Monday February 19, 2018

Three Billboards, One Minor Disappointment

And What We Can Do About It

Rubber cuck on the edge of the sea

There was a point, watching “Three Billboards Outside Ebbing, Missouri,” when I literally hugged myself – friends had recommended it, the critics had raved about it, Frances McDormand was being wonderful in it and the storytelling was both initimate and epic. I was loving it.

And then, about a third of the way through, while being moved to tears by a shocking turn of events, Three Billboards lost my love. I carried on watching it because I was there and I’d already paid to see it but that sense of involvement, of not checking the time to see how far along we were, of being lost in the story, evaporated.

What happened?

(NB No plot spoilers here)

Poignancy got over-played. All the emotional buttons had been pressed, the dial on moving the audience to tears was set to high and then cranked up some more. And what could have, and should have stayed tragic, slid into the banal. Loss driven home and topped off with the lingering shot of a child’s toy abandoned at the water’s edge.

Don’t get me wrong, I enjoy a film all the more if it makes me feel emotional. And I’m easily moved, so much so, that sometimes, it’s just the fact of being with others, be it in a theatre, cinema or concert space, sharing the experience of watching a play or film or hearing music performed, that finds me holding back tears.

But I don’t like to feel I’m being manipulated.

Distracted by its own brilliance

And Three Billboards suddenly felt like it was just doing that. Too prescriptive, it felt like I was being played by a master puppeteer – a rough landing in Huxley’s “Brave New World” of feelies – where films aren’t just experienced visually and aurally but also through touch. A world where nothing is left to the imagination (that could be dangerous), and where audiences are led to experience strictly prescribed feelings.

So, for me, Three Billboards lost its footing when the wide range of issues it introduced and the emotions it sought to elicit, took over from the story it was telling.

It felt like those making the film, in realising that it could be a masterpiece, didn’t just continue driving the narrative forward but got distracted by their own brilliance. Checking in with their egos, they were stoked by what they saw in a “Hey, this is really good, this has potential – maybe those three billboards can say oscar, Oscar, OSCAR,” sort of way.

Losing focus on what matters

There’s a thin line between resonance and manipulation.

And it’s all too easy to lose focus on the thing that really matters. In Three Billboards’ case, the narrative; in the case of copywriting, selling.

So what danger signs should you look out for and how can you mitigate the problem in your marketing comms?

Kill your darlings

I say, by getting over yourself, by thoroughly stress-testing and scrutinising your intentions, and “killing your darlings.”

Of course it feels wonderful when you come up with something that neatly and cleverly solves a problem in your copy. But those ‘genius’ moments should, rather than spawning pure self-congratulation, prompt you to pay close attention to your potentially award-winning phrase.

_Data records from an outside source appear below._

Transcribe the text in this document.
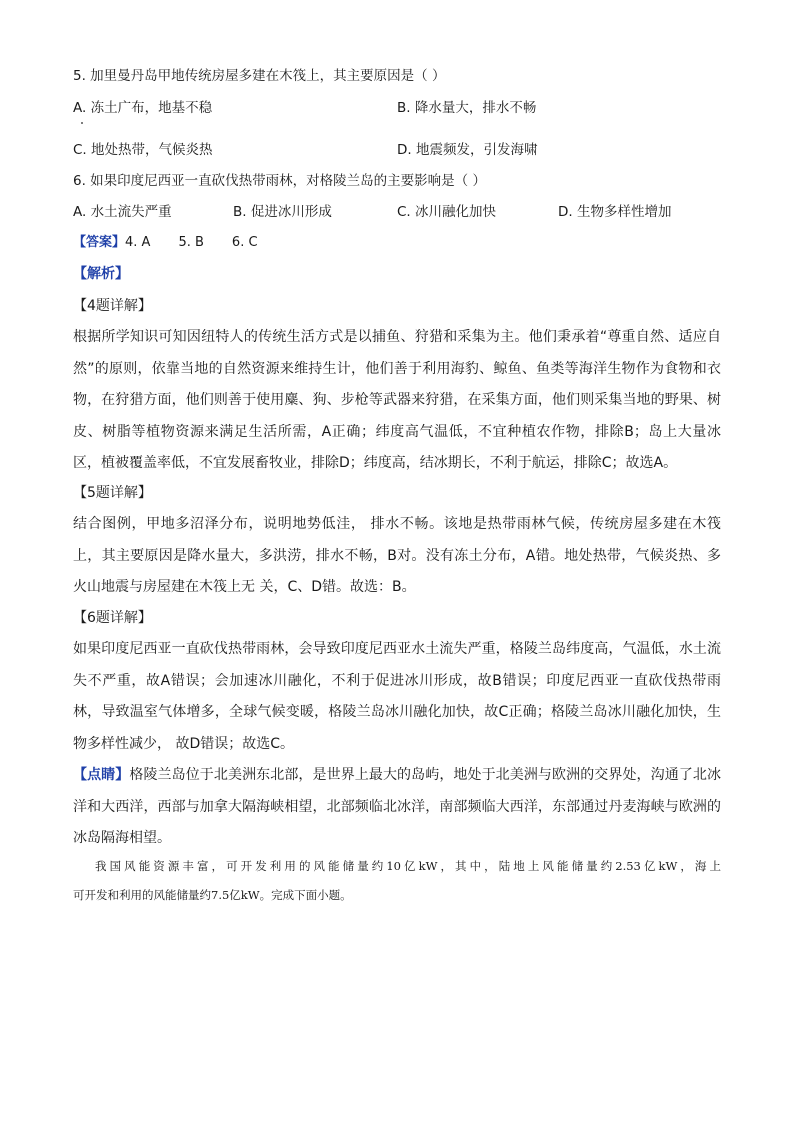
5. 加里曼丹岛甲地传统房屋多建在木筏上，其主要原因是（ ）
A. 冻土广布，地基不稳	B. 降水量大，排水不畅
C. 地处热带，气候炎热	D. 地震频发，引发海啸
6. 如果印度尼西亚一直砍伐热带雨林，对格陵兰岛的主要影响是（ ）
A. 水土流失严重	B. 促进冰川形成	C. 冰川融化加快	D. 生物多样性增加
【答案】4. A 5. B 6. C
【解析】
【4题详解】
根据所学知识可知因纽特人的传统生活方式是以捕鱼、狩猎和采集为主。他们秉承着“尊重自然、适应自
然”的原则，依靠当地的自然资源来维持生计，他们善于利用海豹、鲸鱼、鱼类等海洋生物作为食物和衣
物，在狩猎方面，他们则善于使用麋、狗、步枪等武器来狩猎，在采集方面，他们则采集当地的野果、树
皮、树脂等植物资源来满足生活所需，A正确；纬度高气温低，不宜种植农作物，排除B；岛上大量冰
区，植被覆盖率低，不宜发展畜牧业，排除D；纬度高，结冰期长，不利于航运，排除C；故选A。
【5题详解】
结合图例，甲地多沼泽分布，说明地势低洼， 排水不畅。该地是热带雨林气候，传统房屋多建在木筏
上，其主要原因是降水量大，多洪涝，排水不畅，B对。没有冻土分布，A错。地处热带，气候炎热、多
火山地震与房屋建在木筏上无 关，C、D错。故选：B。
【6题详解】
如果印度尼西亚一直砍伐热带雨林，会导致印度尼西亚水土流失严重，格陵兰岛纬度高，气温低，水土流
失不严重，故A错误；会加速冰川融化，不利于促进冰川形成，故B错误；印度尼西亚一直砍伐热带雨
林，导致温室气体增多，全球气候变暖，格陵兰岛冰川融化加快，故C正确；格陵兰岛冰川融化加快，生
物多样性减少， 故D错误；故选C。
【点睛】格陵兰岛位于北美洲东北部，是世界上最大的岛屿，地处于北美洲与欧洲的交界处，沟通了北冰
洋和大西洋，西部与加拿大隔海峡相望，北部频临北冰洋，南部频临大西洋，东部通过丹麦海峡与欧洲的
冰岛隔海相望。
我国风能资源丰富，可开发利用的风能储量约10亿kW，其中，陆地上风能储量约2.53亿kW，海上
可开发和利用的风能储量约7.5亿kW。完成下面小题。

Stress-test and scrutinise, make sure that the words, and the ideas behind them, really earn their place in the copy. That they help get the job done for your client and their audience, and aren’t just about you showing how clever and creative you are.

Over the years, I’ve had to learn to “kill my darlings” – a phrase variously attributed to William Faulkener, Stephen King and others – i.e. become ruthless in my editing. Because in copywriting it’s not about me, it’s about my client and their audience.

Stick to getting the job done

Similarly, when you’re telling a story, stick to doing just that and don’t feel the need to jump on bandwagons, tick boxes or preach. Confident copy and believable storytelling respects the idea that the right of interpretation belongs to the audience.

It’s a concept that’s not a million miles away from the salesman’s cliché of people hating being sold to but loving to buy.

So, I didn’t hate Three Billboards but I was disappointed because I’d wanted to love it.

I’d wanted to love it precisely because it had started out with such promise and because Frances McDormand remained a one-woman tour de force throughout.

But, for me, too much heavy-handed manipulation and eventually dissonance crept in. Rooted firmly in reality at the start it then veered into fantasy where characters’ actions (including arson and defenestration) were without consequence. And most of the serious issues it purportedly covered and is celebrated for, never really got examined and yet it seemed that their very mention threw a halo, an exclusion zone around the film, making any criticism levelled at it problematic.

Go big or go home

What I did cherish though, was the winning spirit of Mildred Hayes’ (Frances McDormand’s) character.

Mildred chose not to stay small and defeated. She chose not to play it safe.

In the words of American writer and civil rights campaigner, Audre Lorde: “your silence does not protect you…[and] that visibility which makes us most vulnerable is that which also is the source of our greatest strength.”